En 1949, déjà au faîte de sa gloire dans son pays, elle entame une carrière internationale en se produisant au Festival de Jazz de Paris, où l’on peut constater qu’elle a fait pas mal de progrès depuis ses débuts.
Les critiques ventent « sa voix pure et merveilleusement timbrée ». Elle assure le doublage du dessin animé Cendrillon pour la Suède en 1950. A partir de 1953, la chanteuse se recentre sur le cinéma, notamment aux cotés de Povel Ramel, talentueux et facétieux chanteur et auteur de revues. En 1954, elle fait une tournée en Allemagne ou son répertoire composé de tyroliennes et d’airs jazzy cadre totalement avec les goûts du public : elle décroche un contrat avec une maison de disques, un premier tube en allemand (ein mann musst nicht immer schon sein) et un rôle secondaire dans un film « la rhapsodie suédoise » avec Maj-Britt Nilsson et Karlheinz Böhm. Parmi ses tubes allemands figurent notamment une version de Lollipop et de you send me de Sam Cook. Je leur préfère sa version jazzy de la chanson du film Tunnel of love de Doris Day, où l’aisance de son interprétation et sa voix mélodieuse font merveille. De retour en Suède, Alice regagne les bancs de l’école dans un musical estudiantin : mais ce n’est plus elle l’élève gentiment délurée : elle enseigne à présent (Mlle Swing et son élève 1956).

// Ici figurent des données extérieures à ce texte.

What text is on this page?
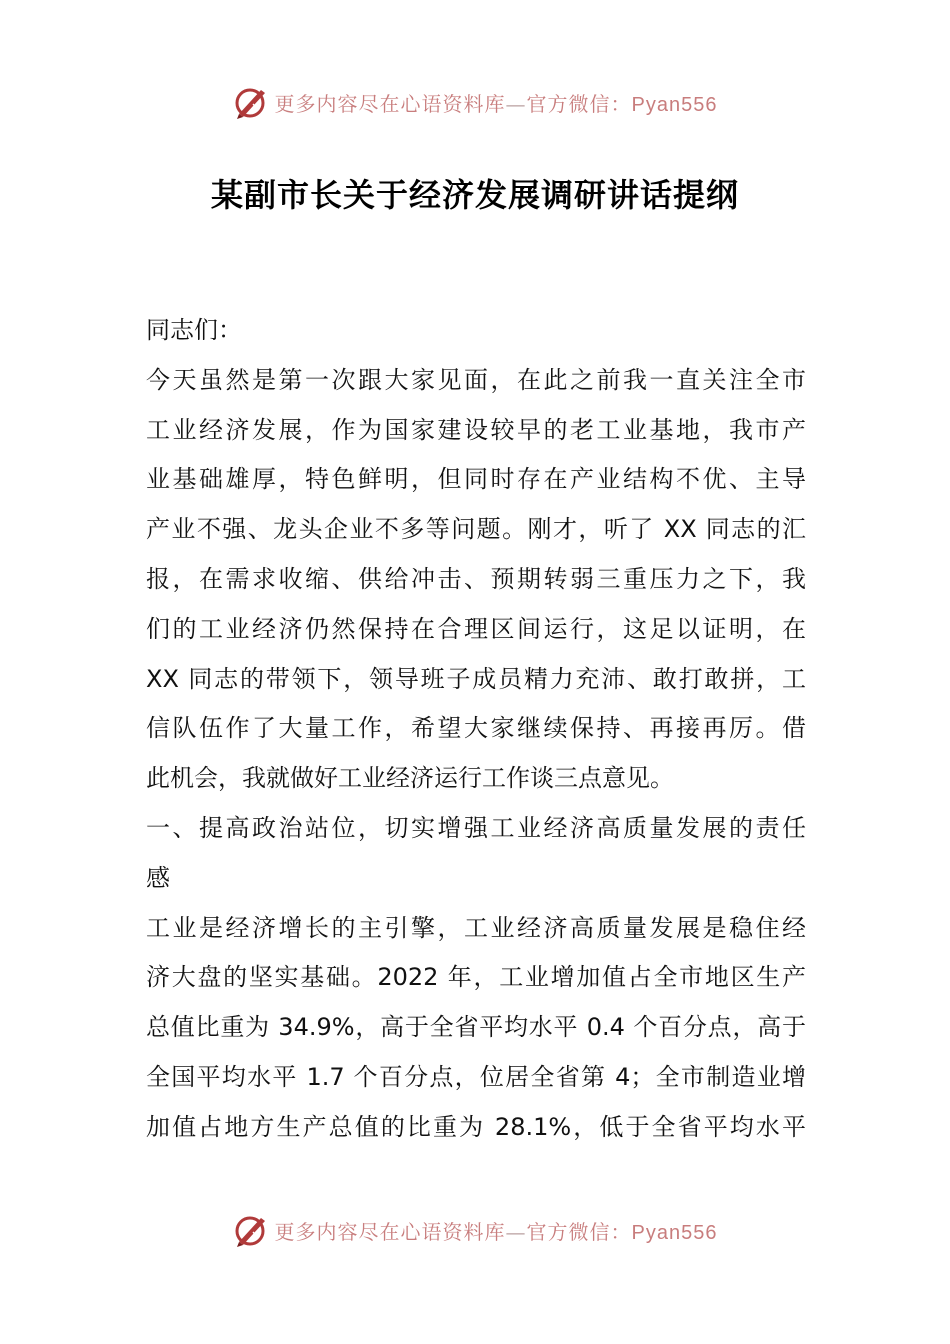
更多内容尽在心语资料库—官方微信：Pyan556
某副市长关于经济发展调研讲话提纲
同志们：
今天虽然是第一次跟大家见面，在此之前我一直关注全市
工业经济发展，作为国家建设较早的老工业基地，我市产
业基础雄厚，特色鲜明，但同时存在产业结构不优、主导
产业不强、龙头企业不多等问题。刚才，听了 XX 同志的汇
报，在需求收缩、供给冲击、预期转弱三重压力之下，我
们的工业经济仍然保持在合理区间运行，这足以证明，在
XX 同志的带领下，领导班子成员精力充沛、敢打敢拼，工
信队伍作了大量工作，希望大家继续保持、再接再厉。借
此机会，我就做好工业经济运行工作谈三点意见。
一、提高政治站位，切实增强工业经济高质量发展的责任
感
工业是经济增长的主引擎，工业经济高质量发展是稳住经
济大盘的坚实基础。2022 年，工业增加值占全市地区生产
总值比重为 34.9%，高于全省平均水平 0.4 个百分点，高于
全国平均水平 1.7 个百分点，位居全省第 4；全市制造业增
加值占地方生产总值的比重为 28.1%，低于全省平均水平
更多内容尽在心语资料库—官方微信：Pyan556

En 1958, Alice représente la Suède à l’eurovision : en costume traditionnel, elle ne joue pas la carte de la nouveauté. Pourtant, c’est en reprenant un veux tube qu’elle avait déjà gravé en 1939, qu’Alice remporte un succès en Grande Bretagne en 1963, en pleine révolution musicale : il faut dire que sa version aérienne et gentiment décoiffante d’After you’ve gone est dans l’air du temps (43ème au top anglais). La même année, Duke Ellington la remarque à la télévision, il est séduit par sa voix, et ne mâche pas ses mots : « le rêve de tout compositeur, l’artiste la plus unique qu’il connaisse » selon ses dires. La chanteuse va désormais l’accompagner lors de la plupart de ses tournées en Europe jusqu’en 1973. Le fameux compositeur, très inspiré par la religion, consacrera les dernières années de sa vie à des concerts de musique sacrée, avec Alice pour interprète féminine.

 Après le décès du maître, Alice souffrante se retire sous la Costa del sol, à Marbella plus exactement où elle réside depuis 1973 où elle se consacre à des activités religieuses (son ami Duke Ellington l’ayant rapprochée de la foi) et à des parties de golf. Mais le virus du spectacle ne l’a pas quittée et à 74 ans, elle a fait un come- back inattendu en sortant un album après 18 ans de silence ! En 1998, des concerts à guichets fermés dans les grandes villes de suède ont permis à un jeune public de redécouvrir une légendaire artiste, toujours très en voix. Depuis, Alice est retournée sur la Costa del Sol : il paraît qu’elle adore le flamenco et Paco de Lucia, et s’occuper de ses 9 petit enfants.